Bob grew and grew and was sent out to the flight center on August 14 to get ready for his life after TLC. Our biggest concern about Bob was all he really knew was people. The hardest thing for the volunteers at the flight center to do was not be friendly to Bob. We weren't mean or anything like that, just not friendly. Bob likes super worms and mice. When a volunteer would go to the flight center to feed, Bob would greet them at the door.
The weather has been great, but fall is fast on its way. The leaves are changing, it's cooler at night and birds are starting to head south. It was now or never for Bob. To ship him outside would cost a small fortune, he wouldn't make an easy education bird to deal with and he deserves another chance at life in the wild where he belongs.
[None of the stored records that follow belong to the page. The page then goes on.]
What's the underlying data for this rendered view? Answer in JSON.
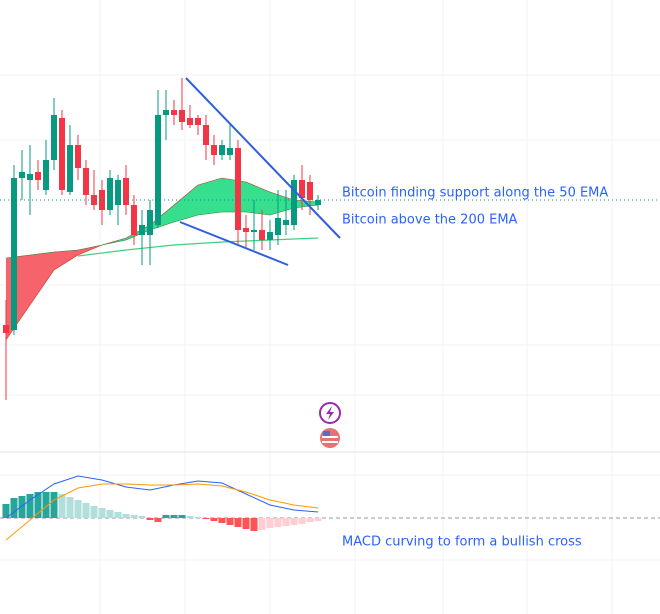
{
  "chart_data": {
    "type": "candlestick",
    "ylim": [
      0,
      452
    ],
    "candles": {
      "open": [
        127,
        122,
        274,
        272,
        280,
        262,
        292,
        334,
        260,
        307,
        284,
        257,
        262,
        242,
        247,
        274,
        247,
        217,
        217,
        227,
        337,
        342,
        342,
        334,
        334,
        327,
        307,
        297,
        297,
        304,
        224,
        220,
        222,
        212,
        217,
        227,
        227,
        272,
        270,
        247
      ],
      "high": [
        152,
        287,
        302,
        307,
        292,
        312,
        354,
        342,
        327,
        317,
        292,
        282,
        272,
        282,
        277,
        287,
        257,
        242,
        252,
        362,
        362,
        352,
        374,
        347,
        337,
        337,
        317,
        312,
        327,
        312,
        237,
        252,
        242,
        232,
        262,
        262,
        277,
        287,
        277,
        257
      ],
      "low": [
        52,
        117,
        252,
        237,
        262,
        257,
        282,
        257,
        257,
        272,
        247,
        242,
        227,
        237,
        227,
        237,
        207,
        187,
        187,
        224,
        312,
        327,
        322,
        324,
        317,
        292,
        287,
        292,
        292,
        207,
        204,
        202,
        202,
        202,
        207,
        217,
        222,
        242,
        237,
        242
      ],
      "close": [
        119,
        274,
        280,
        278,
        272,
        292,
        337,
        262,
        307,
        284,
        257,
        247,
        242,
        274,
        272,
        247,
        217,
        227,
        242,
        337,
        342,
        337,
        330,
        327,
        327,
        307,
        297,
        307,
        304,
        222,
        220,
        222,
        212,
        220,
        234,
        232,
        272,
        254,
        252,
        252
      ],
      "up_color": "#089981",
      "down_color": "#f23645"
    },
    "ema_x": [
      0,
      3,
      6,
      9,
      12,
      15,
      18,
      21,
      24,
      27,
      30,
      33,
      36,
      39
    ],
    "ema_fast": [
      112,
      147,
      182,
      197,
      207,
      214,
      227,
      247,
      267,
      274,
      270,
      260,
      252,
      250
    ],
    "ema_slow": [
      194,
      197,
      200,
      202,
      207,
      212,
      222,
      230,
      237,
      240,
      240,
      237,
      244,
      247
    ],
    "fill_up_color": "#1fdc82",
    "fill_down_color": "#f5525a",
    "ema200_x": [
      9,
      15,
      21,
      27,
      33,
      39
    ],
    "ema200": [
      196,
      202,
      207,
      210,
      212,
      214
    ],
    "ema200_color": "#3fd17a",
    "annotations": [
      "Bitcoin finding support along the 50 EMA",
      "Bitcoin above the 200 EMA",
      "MACD curving to form a bullish cross"
    ],
    "macd": {
      "ylim": [
        -96,
        66
      ],
      "histogram": [
        14,
        20,
        22,
        24,
        26,
        26,
        26,
        24,
        21,
        18,
        15,
        12,
        10,
        8,
        6,
        4,
        3,
        2,
        -2,
        -4,
        3,
        3,
        3,
        2,
        1,
        -1,
        -3,
        -5,
        -7,
        -9,
        -11,
        -13,
        -12,
        -10,
        -9,
        -8,
        -7,
        -6,
        -4,
        -3
      ],
      "hist_colors": [
        "#26a69a",
        "#b2dfdb",
        "#ffcdd2",
        "#ff5252"
      ],
      "line_x": [
        0,
        3,
        6,
        9,
        12,
        15,
        18,
        21,
        24,
        27,
        30,
        33,
        36,
        39
      ],
      "macd_line": [
        0,
        18,
        34,
        42,
        38,
        31,
        28,
        33,
        37,
        35,
        24,
        13,
        8,
        6
      ],
      "signal_line": [
        -22,
        -2,
        18,
        30,
        34,
        34,
        33,
        33,
        34,
        32,
        26,
        18,
        13,
        10
      ],
      "macd_color": "#2962ff",
      "signal_color": "#ff9800"
    }
  }
}
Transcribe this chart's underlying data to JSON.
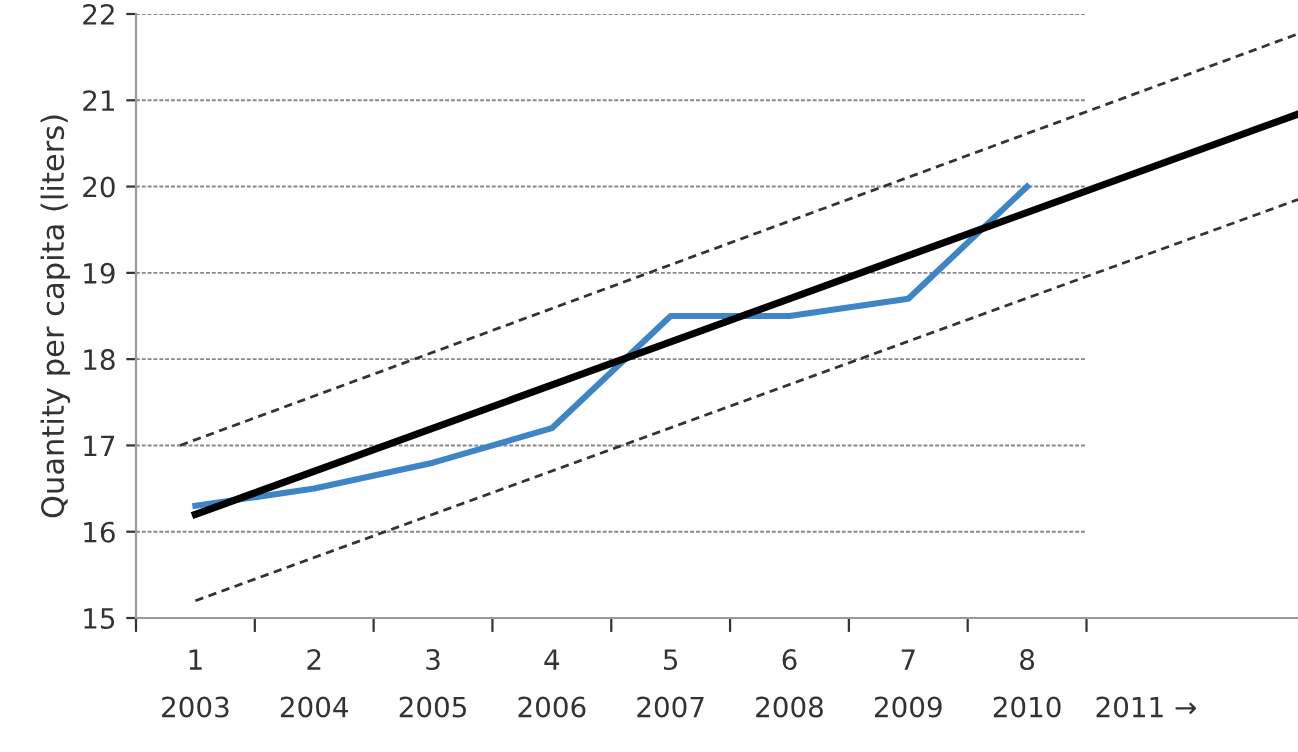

For the last couple of days, Britt and I have been working a project put at the flight center. Bob got some extra servings for dinner to help him prepare for his journey. Today we finished the project and it was time for Bob to leave.
With suggestions of where to go from friends of Bob, we headed to Wasilla where UAF has some experimental farms where sand hill cranes are known to visit. Sure enough there were plenty there. With a lot of coaxing, Bob took to flight. He flew better than we had expected and probably surprised himself as well.
We did have to recover him a couple times to get him headed in the right direction. The last we saw of him he was in a field with about 20 other sand hill cranes. He hadn't mingled in with them yet. SHC's were coming and going while we were there, so we figured he will figure things out before long.
Bob, we wish you the best. You have to get your own super worms and mice now.